Féminisation – le fracas des mondes

Depuis plusieurs semaines, lorsque je me présente auprès de partenaires, un mot revient systématiquement : « féminin ». A partir de là, un regard entendu, un rictus malicieux et un silence intervient.  Je dédramatise la situation par l’humour, souvent par automatisme. Mais la situation est assez révélatrice pour montrer les progrès à faire.

En créant un club de handball 100% féminin en juillet 2017, le Pont de Roide Vermondans Handball, des clubs mixtes, avec une politique mixte, ont revendiqué des aspects féminins (qu’ils ont réellement d’ailleurs) par réaction. Dès la naissance du projet PVH, l’objectif d’avoir une filière 100% féminines c’est imposé comme une évidence et un défi, dans une région ou le Handball est masculin. Sur 1800 licenciés sur Belfort – Héricourt – Pays de Montbéliard, moins de 500 sont des jeunes femmes. C’est peu.  Trop peu. Le projet que je mets progressivement en place a une destination symbolique : Mon poste de président sera un poste de présidente à terme. L’obsolescence est programmée et j’en suis le premier ravis.

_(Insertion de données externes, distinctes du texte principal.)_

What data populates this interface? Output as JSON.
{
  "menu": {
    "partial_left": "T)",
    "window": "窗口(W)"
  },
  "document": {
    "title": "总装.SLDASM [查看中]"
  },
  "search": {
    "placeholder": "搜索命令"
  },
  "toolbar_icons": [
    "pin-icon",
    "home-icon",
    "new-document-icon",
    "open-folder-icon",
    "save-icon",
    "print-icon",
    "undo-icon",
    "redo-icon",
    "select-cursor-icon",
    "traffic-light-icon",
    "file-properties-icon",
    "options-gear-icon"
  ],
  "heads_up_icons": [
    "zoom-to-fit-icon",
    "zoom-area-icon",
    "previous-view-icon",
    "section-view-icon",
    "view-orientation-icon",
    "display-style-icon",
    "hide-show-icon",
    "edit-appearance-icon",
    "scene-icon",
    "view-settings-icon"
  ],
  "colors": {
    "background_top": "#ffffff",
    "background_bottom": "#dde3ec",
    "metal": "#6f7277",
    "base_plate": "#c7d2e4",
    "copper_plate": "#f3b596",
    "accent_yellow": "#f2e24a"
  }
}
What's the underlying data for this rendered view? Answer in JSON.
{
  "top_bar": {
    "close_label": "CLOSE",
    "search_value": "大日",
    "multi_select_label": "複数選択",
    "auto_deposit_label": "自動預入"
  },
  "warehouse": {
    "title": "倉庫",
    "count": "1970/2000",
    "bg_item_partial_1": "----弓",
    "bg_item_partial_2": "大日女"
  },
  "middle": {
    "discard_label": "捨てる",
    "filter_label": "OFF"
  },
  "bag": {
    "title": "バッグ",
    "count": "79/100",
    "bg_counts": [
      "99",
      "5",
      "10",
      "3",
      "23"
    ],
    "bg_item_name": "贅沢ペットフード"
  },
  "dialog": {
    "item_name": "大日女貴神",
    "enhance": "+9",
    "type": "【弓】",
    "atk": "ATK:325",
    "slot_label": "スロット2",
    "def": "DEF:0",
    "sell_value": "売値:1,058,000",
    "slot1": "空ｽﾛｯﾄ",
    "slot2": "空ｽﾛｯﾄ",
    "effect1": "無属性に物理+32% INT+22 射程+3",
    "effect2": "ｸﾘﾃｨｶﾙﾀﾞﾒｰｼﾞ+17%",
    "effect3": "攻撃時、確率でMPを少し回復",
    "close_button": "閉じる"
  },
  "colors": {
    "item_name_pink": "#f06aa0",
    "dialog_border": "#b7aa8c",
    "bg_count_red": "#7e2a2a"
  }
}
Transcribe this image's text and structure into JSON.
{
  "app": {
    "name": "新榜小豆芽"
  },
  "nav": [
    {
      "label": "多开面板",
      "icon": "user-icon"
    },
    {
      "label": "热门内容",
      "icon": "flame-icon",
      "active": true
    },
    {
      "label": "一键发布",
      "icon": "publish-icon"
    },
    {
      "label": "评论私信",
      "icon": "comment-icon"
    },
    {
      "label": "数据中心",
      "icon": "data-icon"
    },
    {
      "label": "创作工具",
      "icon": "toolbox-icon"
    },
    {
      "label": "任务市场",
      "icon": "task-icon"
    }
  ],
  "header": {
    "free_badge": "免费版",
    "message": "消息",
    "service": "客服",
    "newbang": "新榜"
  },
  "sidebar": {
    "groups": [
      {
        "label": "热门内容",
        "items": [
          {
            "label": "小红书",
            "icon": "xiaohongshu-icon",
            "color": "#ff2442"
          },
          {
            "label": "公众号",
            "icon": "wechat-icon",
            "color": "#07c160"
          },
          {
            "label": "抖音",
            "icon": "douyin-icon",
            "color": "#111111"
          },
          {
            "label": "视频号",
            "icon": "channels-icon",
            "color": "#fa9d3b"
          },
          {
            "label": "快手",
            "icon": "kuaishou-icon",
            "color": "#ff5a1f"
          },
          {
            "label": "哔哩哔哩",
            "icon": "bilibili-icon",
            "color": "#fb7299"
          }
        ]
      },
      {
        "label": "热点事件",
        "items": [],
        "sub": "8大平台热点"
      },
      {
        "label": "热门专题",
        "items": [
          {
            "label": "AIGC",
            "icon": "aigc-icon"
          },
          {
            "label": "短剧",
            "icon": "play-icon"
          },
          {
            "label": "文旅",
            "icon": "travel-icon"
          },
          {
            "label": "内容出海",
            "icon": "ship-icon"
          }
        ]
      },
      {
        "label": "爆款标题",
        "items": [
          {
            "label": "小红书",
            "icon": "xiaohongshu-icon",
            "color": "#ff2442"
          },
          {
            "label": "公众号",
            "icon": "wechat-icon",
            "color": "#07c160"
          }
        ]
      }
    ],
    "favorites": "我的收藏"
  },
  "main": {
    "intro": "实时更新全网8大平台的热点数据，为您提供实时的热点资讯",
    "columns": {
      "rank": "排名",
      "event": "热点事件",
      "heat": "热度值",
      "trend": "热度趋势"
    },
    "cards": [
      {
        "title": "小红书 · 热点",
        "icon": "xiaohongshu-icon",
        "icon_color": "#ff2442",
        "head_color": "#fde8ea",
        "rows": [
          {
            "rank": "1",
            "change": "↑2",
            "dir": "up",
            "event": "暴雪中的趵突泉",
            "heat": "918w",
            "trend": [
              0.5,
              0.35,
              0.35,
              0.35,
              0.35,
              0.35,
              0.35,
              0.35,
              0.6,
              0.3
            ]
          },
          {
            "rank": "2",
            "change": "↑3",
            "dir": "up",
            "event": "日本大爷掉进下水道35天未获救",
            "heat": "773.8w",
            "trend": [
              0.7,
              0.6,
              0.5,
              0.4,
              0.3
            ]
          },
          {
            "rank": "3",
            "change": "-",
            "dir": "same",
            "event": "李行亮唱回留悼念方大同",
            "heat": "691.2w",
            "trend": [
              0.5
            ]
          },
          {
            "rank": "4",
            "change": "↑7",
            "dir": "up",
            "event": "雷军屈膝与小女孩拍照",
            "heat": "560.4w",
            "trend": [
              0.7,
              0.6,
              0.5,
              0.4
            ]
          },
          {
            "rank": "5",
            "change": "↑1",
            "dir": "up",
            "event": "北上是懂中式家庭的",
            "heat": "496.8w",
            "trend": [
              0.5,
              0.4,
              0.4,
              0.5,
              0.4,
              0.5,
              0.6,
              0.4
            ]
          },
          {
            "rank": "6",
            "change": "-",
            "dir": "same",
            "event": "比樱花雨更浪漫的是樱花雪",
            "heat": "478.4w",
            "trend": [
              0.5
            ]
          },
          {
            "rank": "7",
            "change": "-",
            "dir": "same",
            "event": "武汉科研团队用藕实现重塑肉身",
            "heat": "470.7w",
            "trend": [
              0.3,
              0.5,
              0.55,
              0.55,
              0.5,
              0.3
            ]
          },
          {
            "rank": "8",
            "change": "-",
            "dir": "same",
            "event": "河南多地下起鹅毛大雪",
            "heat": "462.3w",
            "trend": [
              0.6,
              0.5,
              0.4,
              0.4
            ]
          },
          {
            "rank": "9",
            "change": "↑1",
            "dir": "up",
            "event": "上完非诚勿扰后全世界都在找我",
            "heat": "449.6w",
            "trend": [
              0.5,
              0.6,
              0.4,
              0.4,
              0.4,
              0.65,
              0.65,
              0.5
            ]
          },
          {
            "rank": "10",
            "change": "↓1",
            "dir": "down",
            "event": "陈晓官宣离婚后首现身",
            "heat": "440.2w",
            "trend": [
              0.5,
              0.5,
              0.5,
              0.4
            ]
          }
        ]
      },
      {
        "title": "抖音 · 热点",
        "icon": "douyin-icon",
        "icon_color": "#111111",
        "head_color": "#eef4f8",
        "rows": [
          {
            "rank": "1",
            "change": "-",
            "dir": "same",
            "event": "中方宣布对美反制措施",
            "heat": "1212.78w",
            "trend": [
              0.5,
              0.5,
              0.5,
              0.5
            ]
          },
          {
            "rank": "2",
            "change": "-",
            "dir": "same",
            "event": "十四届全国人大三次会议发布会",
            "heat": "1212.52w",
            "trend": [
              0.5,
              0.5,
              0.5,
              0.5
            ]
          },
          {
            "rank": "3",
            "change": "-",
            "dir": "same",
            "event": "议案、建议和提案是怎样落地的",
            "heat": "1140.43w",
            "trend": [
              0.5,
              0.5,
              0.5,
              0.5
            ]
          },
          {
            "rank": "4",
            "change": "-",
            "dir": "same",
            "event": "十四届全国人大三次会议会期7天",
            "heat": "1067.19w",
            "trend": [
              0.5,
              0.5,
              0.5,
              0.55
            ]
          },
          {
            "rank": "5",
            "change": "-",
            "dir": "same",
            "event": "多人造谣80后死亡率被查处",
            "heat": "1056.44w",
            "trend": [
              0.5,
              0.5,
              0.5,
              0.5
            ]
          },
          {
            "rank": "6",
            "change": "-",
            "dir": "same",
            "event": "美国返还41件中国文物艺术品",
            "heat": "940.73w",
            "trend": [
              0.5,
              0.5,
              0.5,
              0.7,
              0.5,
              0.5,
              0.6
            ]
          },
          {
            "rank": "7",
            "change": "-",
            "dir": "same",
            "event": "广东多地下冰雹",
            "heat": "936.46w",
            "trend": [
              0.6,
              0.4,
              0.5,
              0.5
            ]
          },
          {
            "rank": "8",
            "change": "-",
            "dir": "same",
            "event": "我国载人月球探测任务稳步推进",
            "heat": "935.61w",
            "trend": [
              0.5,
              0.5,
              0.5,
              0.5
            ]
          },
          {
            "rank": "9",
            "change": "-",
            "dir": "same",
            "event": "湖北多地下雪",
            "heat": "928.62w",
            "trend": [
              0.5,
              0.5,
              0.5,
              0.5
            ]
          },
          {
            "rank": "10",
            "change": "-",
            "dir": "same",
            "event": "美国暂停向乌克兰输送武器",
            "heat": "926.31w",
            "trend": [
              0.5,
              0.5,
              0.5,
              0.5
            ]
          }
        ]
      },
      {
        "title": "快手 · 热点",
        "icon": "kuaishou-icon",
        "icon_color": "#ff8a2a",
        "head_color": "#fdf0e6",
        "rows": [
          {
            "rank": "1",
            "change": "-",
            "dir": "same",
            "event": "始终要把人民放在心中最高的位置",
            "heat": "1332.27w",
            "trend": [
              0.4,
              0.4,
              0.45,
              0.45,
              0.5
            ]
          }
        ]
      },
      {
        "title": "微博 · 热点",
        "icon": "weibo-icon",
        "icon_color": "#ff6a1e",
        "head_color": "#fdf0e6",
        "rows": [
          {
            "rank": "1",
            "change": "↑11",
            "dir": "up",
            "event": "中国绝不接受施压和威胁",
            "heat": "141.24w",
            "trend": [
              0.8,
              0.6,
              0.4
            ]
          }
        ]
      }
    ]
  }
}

Des paroles aux actes. La féminisation est encore un outil de communication. Une bonne action même. J’ai participé à plusieurs manifestations sur le sujet et l’analyse finale reste la même : « oui, oui il faut le faire, c’est important, c’est l’avenir. » le jour même l’échange est là, mais le lendemain on passe à une autre cause et chacun reste dans sa chapelle de peur de perdre ses territoires de conquête. C’est cela qui me chagrine.  Malgré les manifestations de bonnes intentions, la volonté de bien faire. Cela reste des déclarations. Une voix au milieu d’un désert luisant de regard curieux. Mais au fond cela reste une guerre sourde.

Si l’avenir du PVH sera bien aidé par une structuration et un cahier des charges fédérales organisés, cela n’est pas vraiment le cas dans le domaine du rugby féminin. Cette discipline souffre d’un manque de reconnaissance, alors que les résultats sont là, que des efforts importants ont été faits en termes de communication. Que le jeu est intéressant, surtout à 7. Mais l’image de violence  fait mal. Lors d’un échange avec l’équipe de Valdoie de Handball, les parents venant par curiosité au stade ont eu peur. Alors qu’il n’y avait rien de terrible. Ce n’est pas plus terrible que le handball. Mais l’image véhiculée par le rugby masculin et même pire, la masculanisation du jeu féminin démontre le chemin à parcourir. Je suis probablement le seul à le penser, mais j’estime que le jeu à 15 féminins est une anomalie. Le jeu à 7 est l’avenir pour les féminines.

Pourtant je salue les efforts de la fédération pour démocratiser la discipline auprès du public féminin (le rugby à 5 au touché par exemple qui est une piste de développement qui ne doit pas être séparée). Longtemps le Handball féminin a voulu copier les garçons, avant d’imposer son jeu plus tactique et moins physique. Longtemps le Tennis a voulu copier les garçons, avant dans les années 70 imposer son jeu plus tactique et moins physique. Tout le monde moque les scores de « tennis » du football féminin, mais le jeu est plus tactique et moins physique. Voilà c’est dit. Plus tactique et moins physique.  Une chose m’a choqué dimanche sur le bord du terrain. Le jeu proposé par notre équipe de Rugby, dont je suis aussi le dirigeant à Belfort, était moderne, adapté. Plus rapide aussi. Mais en face, la puissance et le jeu classique à 15 l’a emporté. Une mauvaise nouvelle finalement. Bruce Lee, dimanche n’avait pas raison en affirmant que « Remarquez que l’arbre le plus robuste cède facilement tandis que le bambou ou le saule survie en pliant sous le vent. »

L’avenir du Rugby Féminin en région à un long chemin à parcourir. La réussite passera par la succession d’échec. L’avenir du PVH passera par l’innovation et le temps. En réalité le futur de ses deux disciplines passera par l’imposition d’une organisation, d’un jeu et d’une nouvelle image.

La féminisation n’est pas d’imposer des quotas, de sexualiser la communication et de la limité à ses résultats, d’imiter les hommes, voir d’attendre le temps qui passe pour s’imposer, mais d’inventer son avenir. De prendre confiance en soi et de montrer son soi. Des actions ont été faites par le passé. Remarquable d’ailleurs. Il faut s’en souvenir sous peine de revivre la même histoire. Sans avancer.